Here sqlc verify alerts you to the fact that ORDER BY “created_at” is ambiguous.

$ sqlc verify
FAIL: app query.sql

=== Failed
=== FAIL: app query.sql GetUserActions
    ERROR: column reference "created_at" is ambiguous (SQLSTATE 42702)

By the way, this scenario isn’t made up! It happened to us a few weeks ago. We’ve been happily testing early versions of verify for the last two weeks and haven’t had any issues since.

This type of verification is only the start. If your application is deployed on-prem by your customers, verify could tell you if it’s safe for your customers to rollback to an older version of your app, even after schema migrations have been run.

Using verify requires that you push your queries and schema when you tag a release of your application. We run it on every push to main, as we continuously deploy those commits.

Authentication

sqlc expects to find a valid auth token in the value of the SQLC_AUTH_TOKEN environment variable. You can create an auth token via the dashboard.

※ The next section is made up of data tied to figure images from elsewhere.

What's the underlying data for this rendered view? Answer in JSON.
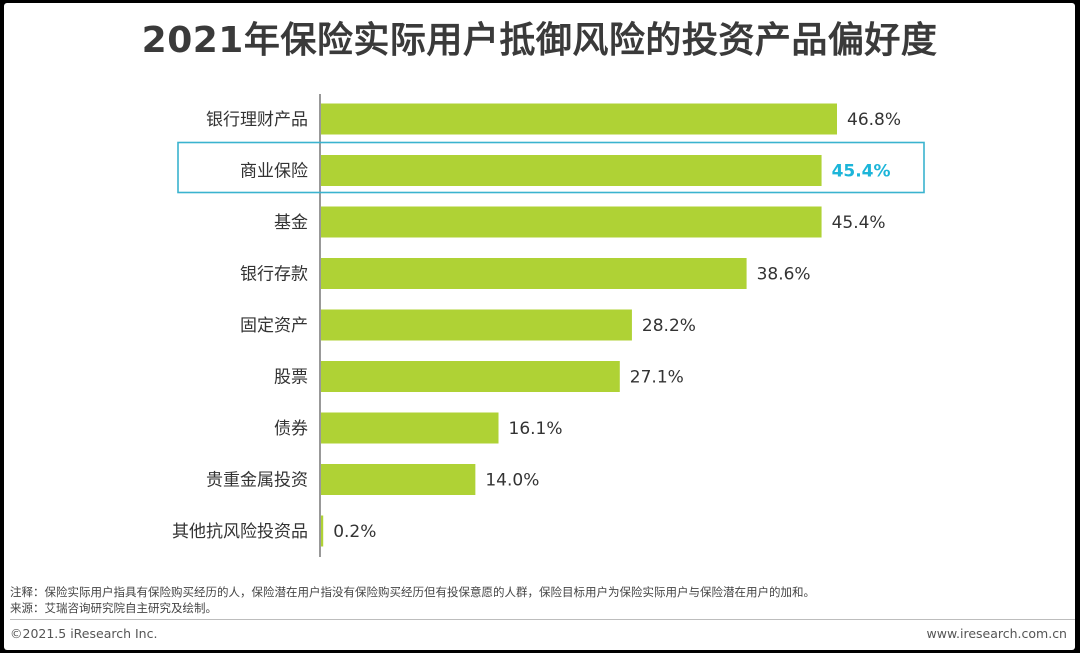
{
  "title": "2021年保险实际用户抵御风险的投资产品偏好度",
  "chart_data": {
    "type": "bar",
    "orientation": "horizontal",
    "title": "2021年保险实际用户抵御风险的投资产品偏好度",
    "categories": [
      "银行理财产品",
      "商业保险",
      "基金",
      "银行存款",
      "固定资产",
      "股票",
      "债券",
      "贵重金属投资",
      "其他抗风险投资品"
    ],
    "values": [
      46.8,
      45.4,
      45.4,
      38.6,
      28.2,
      27.1,
      16.1,
      14.0,
      0.2
    ],
    "value_labels": [
      "46.8%",
      "45.4%",
      "45.4%",
      "38.6%",
      "28.2%",
      "27.1%",
      "16.1%",
      "14.0%",
      "0.2%"
    ],
    "highlighted_category": "商业保险",
    "unit": "%",
    "xlabel": "",
    "ylabel": "",
    "grid": false,
    "colors": {
      "bar": "#afd235",
      "highlight_box": "#3ab3cf",
      "highlight_text": "#1cb5d9",
      "axis": "#555555"
    }
  },
  "footer": {
    "note": "注释：保险实际用户指具有保险购买经历的人，保险潜在用户指没有保险购买经历但有投保意愿的人群，保险目标用户为保险实际用户与保险潜在用户的加和。",
    "source": "来源：艾瑞咨询研究院自主研究及绘制。",
    "copyright": "©2021.5 iResearch Inc.",
    "website": "www.iresearch.com.cn"
  }
}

export SQLC_AUTH_TOKEN=sqlc_xxxxxxxx

Expected workflow

Using sqlc verify requires pushing your queries and schema to sqlc Cloud. When you release a new version of your application, you should push your schema and queries as well. For example, we run sqlc push after any change has been merged into our main branch on Github, as we deploy every commit to production.

$ sqlc push --tag main

Locally or in pull requests, run sqlc verify to check that existing queries continue to work with your current database schema.

$ sqlc verify --against main

Picking a tag

Without an against argument, verify will run its analysis of the provided schema using your most-recently pushed queries. We suggest using the against argument to explicitly select a set of queries for comparison.